With colleagues, he also set up the Society for Coaching Psychology, now the International Society for Coaching Psychology, which offers international accreditation/certification for qualified coaching psychologists.
Palmer was also involved in launching the International Coaching Psychology Review with the SGCP and the Australian equivalent, the IGCP. In 2005, he set up the UK’s first university-based Coaching Psychology Unit (CPU) at City University and has played a starring role in helping to get coaching psychology established globally. With Peter Zarris, the idea to have a series of international congresses was born. To date, a number have gone ahead.
He takes issue that so much is inferred from research in therapy – he doesn’t believe the therapeutic relationship is quite the same as the coach-client relationship.
“One difference is that the coaching client, for example, may be better functioning than a therapy client, so maybe how the practitioner interacts with coachees can be more flexible.”
Accredited with the Association for Professional Coaching and Supervision as an executive coach and coach supervisor, Palmer was an early advocate of coaching supervision, lobbying for its take-up at a time when many coaches were adamant it wasn’t necessary. “I remember at one AC AGM, I was talking to one member about supervision and they reacted as if they were insulted by the suggestion, saying their clients tell them how good they are.”
He is opposed to there being only one professional body.

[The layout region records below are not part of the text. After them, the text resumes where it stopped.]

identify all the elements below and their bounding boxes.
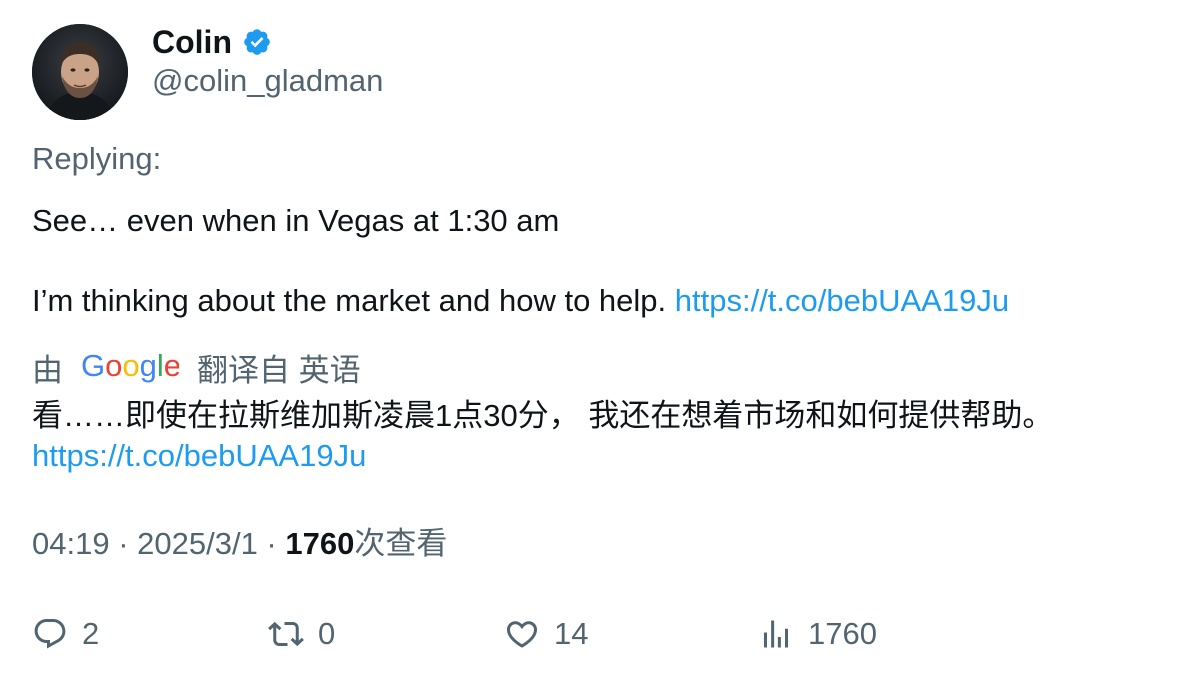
tweet-time[interactable]: 04:19 — [32, 526, 110, 561]
tweet-text-line-2: I’m thinking about the market and how to… — [32, 282, 1009, 320]
google-logo-icon[interactable]: Google — [81, 347, 179, 387]
retweet-count: 0 — [318, 616, 336, 651]
translated-link[interactable]: https://t.co/bebUAA19Ju — [32, 438, 366, 473]
retweet-button[interactable]: 0 — [268, 612, 335, 656]
tweet-text-line-1: See… even when in Vegas at 1:30 am — [32, 203, 560, 238]
author-name-row: Colin — [152, 22, 272, 62]
translated-text-content: 看……即使在拉斯维加斯凌晨1点30分， 我还在想着市场和如何提供帮助。 — [32, 398, 1054, 433]
tweet-text-line-2-content: I’m thinking about the market and how to… — [32, 283, 675, 318]
tweet-link[interactable]: https://t.co/bebUAA19Ju — [675, 283, 1009, 318]
views-count: 1760 — [285, 526, 355, 561]
translation-by-label: 由 — [32, 352, 63, 388]
translation-attribution: 由 Google 翻译自 英语 — [32, 347, 361, 388]
translation-from-label: 翻译自 英语 — [197, 352, 361, 388]
tweet-detail: Colin @colin_gladman Replying: See… even… — [0, 0, 1196, 678]
heart-icon — [504, 616, 540, 652]
verified-badge-icon[interactable] — [242, 27, 272, 57]
tweet-date[interactable]: 2025/3/1 — [137, 526, 258, 561]
retweet-icon — [268, 616, 304, 652]
reply-icon — [32, 616, 68, 652]
views-action-count: 1760 — [808, 616, 877, 651]
meta-separator: · — [257, 526, 286, 561]
action-bar: 2 0 14 1760 — [0, 612, 1196, 656]
avatar[interactable] — [32, 24, 128, 120]
like-count: 14 — [554, 616, 589, 651]
replying-label: Replying: — [32, 141, 162, 176]
author-handle[interactable]: @colin_gladman — [152, 62, 383, 100]
views-chart-icon — [758, 616, 794, 652]
reply-button[interactable]: 2 — [32, 612, 99, 656]
svg-text:Google: Google — [81, 349, 179, 383]
views-button[interactable]: 1760 — [758, 612, 877, 656]
author-display-name[interactable]: Colin — [152, 22, 232, 62]
like-button[interactable]: 14 — [504, 612, 588, 656]
translated-text: 看……即使在拉斯维加斯凌晨1点30分， 我还在想着市场和如何提供帮助。 http… — [32, 396, 1172, 476]
meta-separator: · — [109, 526, 138, 561]
reply-count: 2 — [82, 616, 100, 651]
avatar-image — [32, 24, 128, 120]
views-label: 次查看 — [354, 526, 448, 561]
tweet-meta: 04:19 · 2025/3/1 · 1760次查看 — [32, 524, 447, 564]
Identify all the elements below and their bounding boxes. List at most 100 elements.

“It’s a nonsense. There must be a number of different bodies for the different aspects and niches, so practitioners can enhance their interests in one area because the body is focusing on their needs, while at the same time enhancing the whole profession.”
An existential thing
Palmer says that sometimes “people put me in a box – coaching and stress, for example. But my books reflect my interests. I’ve co-edited a local history book with my wife.” He has also written about suicide, death and bereavement after seeing a stranger commit suicide one Christmas. His father dying recently had an impact.
“Something happened when I turned 55. It was an existential thing. I thought if I’m lucky, I might have another 25 years left at most. I became less interested in some things and more aware of some of the personal hobbies I like to do, such as astronomy.”
Those of us who know Palmer can’t imagine he’ll ever really put his feet up though.